My high school really emphasized math and science, plus I’ve always enjoyed math and physics, so I knew I wanted to major in either engineering or architecture. I then realized I didn’t have the best artistic capabilities, so engineering was probably better for me. For a long time, I struggled to pick between civil and mechanical engineering (I finally decided on the latter). Besides, I’ve seen many friends switch between different branches of engineering, so I know it’s a tough choice to make. If you’re in the same boat, here are some pointers to make your choice a little bit easier.
According to TryEngineering.org, there are more than twenty-five recognized specialties in engineering, engineering technology, and computing. No wonder it’s a tough choice. Generally, the most common branches are chemical, civil, electrical, and mechanical engineering, but there are many other subdisciplines and interdisciplinary subjects derived from these four.
As the name implies, chemical engineering is the application of chemistry in various practical fields. In this field, you will use chemical reactions to solve various problems in areas such as healthcare, construction, petrochemicals, and food processing. Chemical engineers create new products such as pharmaceuticals, cosmetics, and cleaning products. During college, you will study chemistry (obviously), biology, thermodynamics, and biochemistry. Some chemical engineering subdisciplines are materials engineering, molecular engineering, and process engineering.
Mechanical engineers design mechanical systems, improve gadgets and machines, and create solutions for existing problems. Mechanical engineering students learn about machines, properties of materials, and energy systems. In college, you will study subjects that include mathematics, physics, thermodynamics, and heat transfer. This branch is very broad; subdisciplines such as aerospace engineering, biomedical engineering, thermal engineering, and manufacturing engineering derive from it. Mechanical engineers work in a wide array of industries: nanotechnology, aeronautics, heat transfer, and vehicle design.
Civil engineering, among other things, involves the design and construction of infrastructure, project management, and environmental issues surrounding construction. Civil engineers work in many different kinds of projects, from building skyscrapers and suspension bridges, to railways and roads, and even rebuilding infrastructure in case of a natural disaster. During college, you will learn about structural analysis and design, statics, environmental issues, and strength of materials. Civil engineering is a really broad major as well, and it comprises several subdisciplines such as environmental engineering, structural engineering, transport engineering, marine engineering, and geotechnical engineering.
As you can probably guess from the name, electrical engineers study electricity. Electrical engineering involves the study of energy: where it comes from, how it works, and how to harness it to create new technologies to solve problems. With this knowledge, you’ll be ready to create your own electric systems. Electrical engineers work in many different industries: aerospace, manufacturing, electronic equipment, and communications systems, to name a few. In college, students take courses in areas such as physics, circuits, digital design, and microprocessors. Some subdisciplines between this branch are computer engineering, electronic engineering, optical engineering, and power engineering.

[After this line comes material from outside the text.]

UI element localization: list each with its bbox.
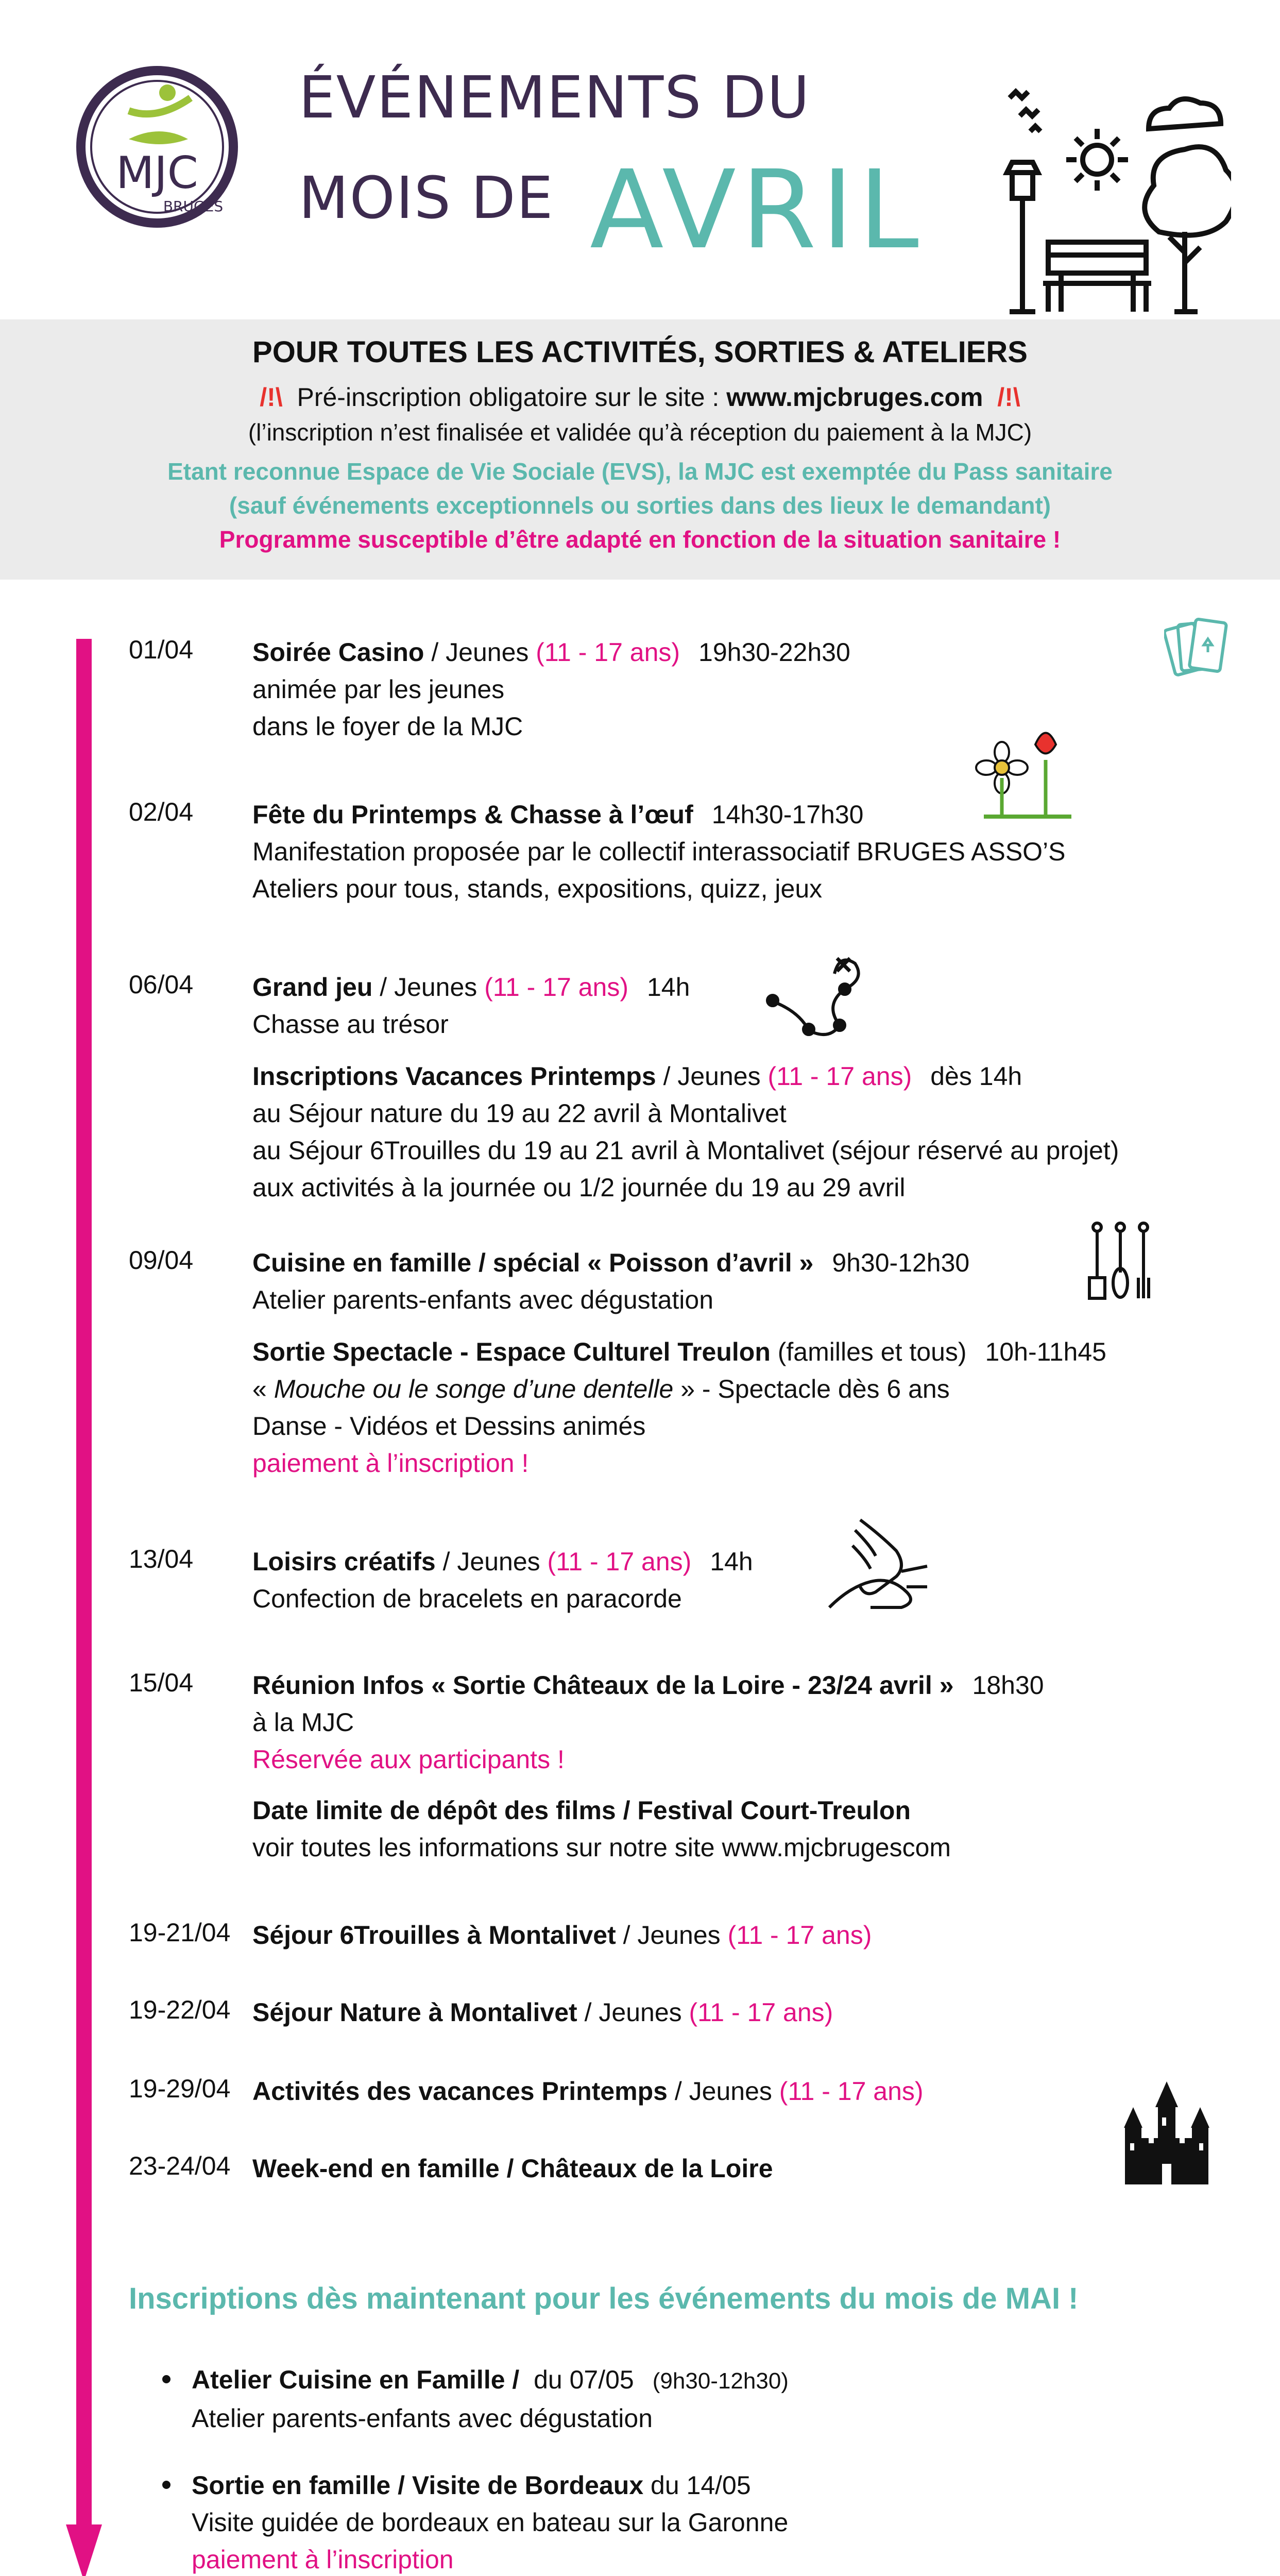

These branches are probably the most common, but definitely not the only ones out there. I’ve included a few other disciplines and expanded on others I mentioned previously:
Computer engineers study, analyze, and design computer systems, both software and hardware. This degree is a great option because most industries rely on information technology. In college, computer engineers study mathematics, physics, computer science, and programming languages. Many students pick a specialty; some examples are robotics and computer security.
Industrial engineers create logistical and resource systems that improve the way organizations run. In order to do this, industrial engineers consider all the factors that go into production: machines, materials, energy, even people. During college, industrial engineering students learn about economics, management, and design manufacturing.
Biomedical engineers apply engineering principles to the medical sciences in order to solve health problems. In college, students learn about organic chemistry, biological sciences, and biomechanics. Major advances are happening in this area right now, and biomedical engineers get to work in many exciting projects.
Environmental engineers apply engineering principles to improve and protect the environment. Some of the issues environmental engineers deal with are waste disposal, recycling, air and water pollution control, and sanitation.